Acontece que é possível, usando a meta SET descrita em iptables-extensions(8) .

SET
   This module adds and/or deletes entries from IP sets which can be defined by ipset(8).

   --add-set setname flag[,flag...]
          add the address(es)/port(s) of the packet to the set

   --del-set setname flag[,flag...]
          delete the address(es)/port(s) of the packet from the set

          where flag(s) are src and/or dst specifications and there can be no more
          than six of them.

   --timeout value
          when adding an entry, the timeout value to use instead of the default one
          from the set definition

   --exist
          when  adding  an  entry  if it already exists, reset the timeout value to
          the specified one or to the default from the set definition

   Use of -j SET requires that ipset kernel support is provided, which, for standard
   kernels, is the case since Linux 2.6.39.

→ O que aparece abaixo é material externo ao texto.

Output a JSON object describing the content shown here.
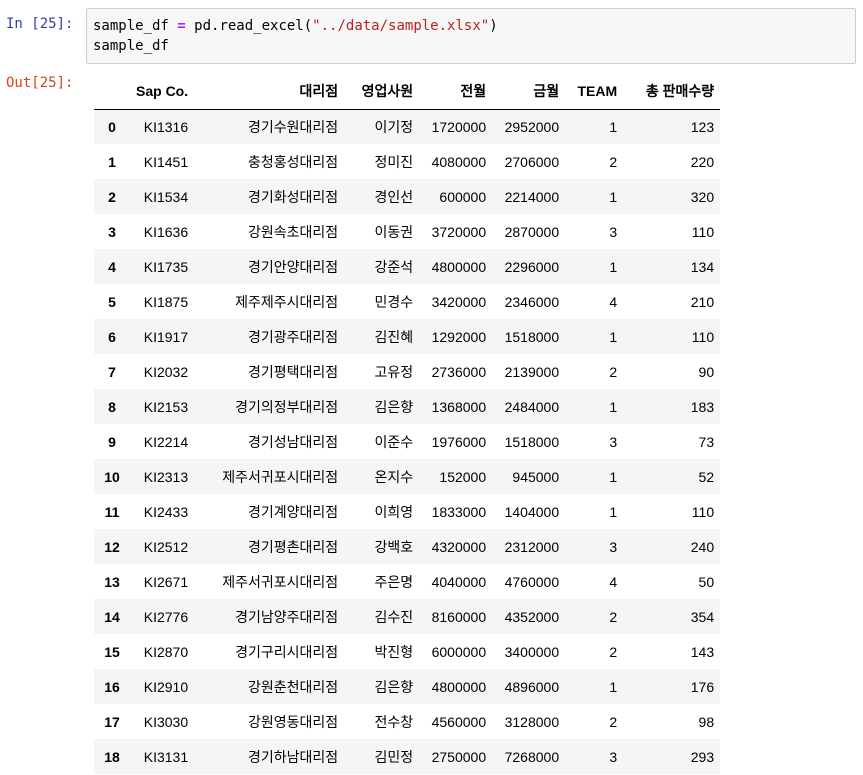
{
  "input_prompt": "In [25]:",
  "output_prompt": "Out[25]:",
  "code": {
    "line1": {
      "var": "sample_df ",
      "op": "=",
      "call": " pd.read_excel(",
      "arg": "\"../data/sample.xlsx\"",
      "close": ")"
    },
    "line2": "sample_df"
  },
  "table": {
    "columns": [
      "",
      "Sap Co.",
      "대리점",
      "영업사원",
      "전월",
      "금월",
      "TEAM",
      "총 판매수량"
    ],
    "rows": [
      [
        "0",
        "KI1316",
        "경기수원대리점",
        "이기정",
        "1720000",
        "2952000",
        "1",
        "123"
      ],
      [
        "1",
        "KI1451",
        "충청홍성대리점",
        "정미진",
        "4080000",
        "2706000",
        "2",
        "220"
      ],
      [
        "2",
        "KI1534",
        "경기화성대리점",
        "경인선",
        "600000",
        "2214000",
        "1",
        "320"
      ],
      [
        "3",
        "KI1636",
        "강원속초대리점",
        "이동권",
        "3720000",
        "2870000",
        "3",
        "110"
      ],
      [
        "4",
        "KI1735",
        "경기안양대리점",
        "강준석",
        "4800000",
        "2296000",
        "1",
        "134"
      ],
      [
        "5",
        "KI1875",
        "제주제주시대리점",
        "민경수",
        "3420000",
        "2346000",
        "4",
        "210"
      ],
      [
        "6",
        "KI1917",
        "경기광주대리점",
        "김진혜",
        "1292000",
        "1518000",
        "1",
        "110"
      ],
      [
        "7",
        "KI2032",
        "경기평택대리점",
        "고유정",
        "2736000",
        "2139000",
        "2",
        "90"
      ],
      [
        "8",
        "KI2153",
        "경기의정부대리점",
        "김은향",
        "1368000",
        "2484000",
        "1",
        "183"
      ],
      [
        "9",
        "KI2214",
        "경기성남대리점",
        "이준수",
        "1976000",
        "1518000",
        "3",
        "73"
      ],
      [
        "10",
        "KI2313",
        "제주서귀포시대리점",
        "온지수",
        "152000",
        "945000",
        "1",
        "52"
      ],
      [
        "11",
        "KI2433",
        "경기계양대리점",
        "이희영",
        "1833000",
        "1404000",
        "1",
        "110"
      ],
      [
        "12",
        "KI2512",
        "경기평촌대리점",
        "강백호",
        "4320000",
        "2312000",
        "3",
        "240"
      ],
      [
        "13",
        "KI2671",
        "제주서귀포시대리점",
        "주은명",
        "4040000",
        "4760000",
        "4",
        "50"
      ],
      [
        "14",
        "KI2776",
        "경기남양주대리점",
        "김수진",
        "8160000",
        "4352000",
        "2",
        "354"
      ],
      [
        "15",
        "KI2870",
        "경기구리시대리점",
        "박진형",
        "6000000",
        "3400000",
        "2",
        "143"
      ],
      [
        "16",
        "KI2910",
        "강원춘천대리점",
        "김은향",
        "4800000",
        "4896000",
        "1",
        "176"
      ],
      [
        "17",
        "KI3030",
        "강원영동대리점",
        "전수창",
        "4560000",
        "3128000",
        "2",
        "98"
      ],
      [
        "18",
        "KI3131",
        "경기하남대리점",
        "김민정",
        "2750000",
        "7268000",
        "3",
        "293"
      ]
    ]
  }
}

Eu não encontrei, porque não procurei mais depois de encontrar a descrição do módulo set .

Não, o iptables / netfilter não pode manipular listas de ipsets.

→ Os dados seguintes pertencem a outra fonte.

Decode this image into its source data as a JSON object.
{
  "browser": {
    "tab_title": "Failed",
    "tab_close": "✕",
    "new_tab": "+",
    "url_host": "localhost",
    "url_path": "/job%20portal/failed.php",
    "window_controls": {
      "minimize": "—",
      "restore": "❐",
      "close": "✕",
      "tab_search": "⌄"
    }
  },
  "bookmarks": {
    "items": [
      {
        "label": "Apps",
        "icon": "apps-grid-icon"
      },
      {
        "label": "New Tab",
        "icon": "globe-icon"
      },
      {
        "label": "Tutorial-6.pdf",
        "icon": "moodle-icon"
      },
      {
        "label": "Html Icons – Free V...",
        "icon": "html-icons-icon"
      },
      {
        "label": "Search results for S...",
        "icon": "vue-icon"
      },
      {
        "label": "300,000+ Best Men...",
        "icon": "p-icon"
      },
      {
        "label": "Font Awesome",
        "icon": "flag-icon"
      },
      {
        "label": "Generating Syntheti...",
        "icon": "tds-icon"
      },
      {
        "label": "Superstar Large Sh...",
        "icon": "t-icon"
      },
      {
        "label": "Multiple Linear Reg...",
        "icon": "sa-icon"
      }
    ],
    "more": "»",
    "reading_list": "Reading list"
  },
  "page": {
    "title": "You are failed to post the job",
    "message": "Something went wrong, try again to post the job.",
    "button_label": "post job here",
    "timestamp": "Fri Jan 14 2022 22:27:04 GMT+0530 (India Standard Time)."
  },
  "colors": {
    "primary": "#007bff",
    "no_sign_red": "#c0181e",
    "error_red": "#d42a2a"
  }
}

A extensão de correspondência set para iptables é uma visualização somente leitura em listas de ipset. As listas devem ser manipuladas apenas com o comando ipset .

A melhor maneira de fazer o que você está tentando realizar é usar a extensão iptables log combinada com fail2ban . < br> O Iptables seria configurado para registrar cada vez que alguém viola sua política e, depois de violar o número de vezes X, o fail2ban adicionaria esse host à lista negra.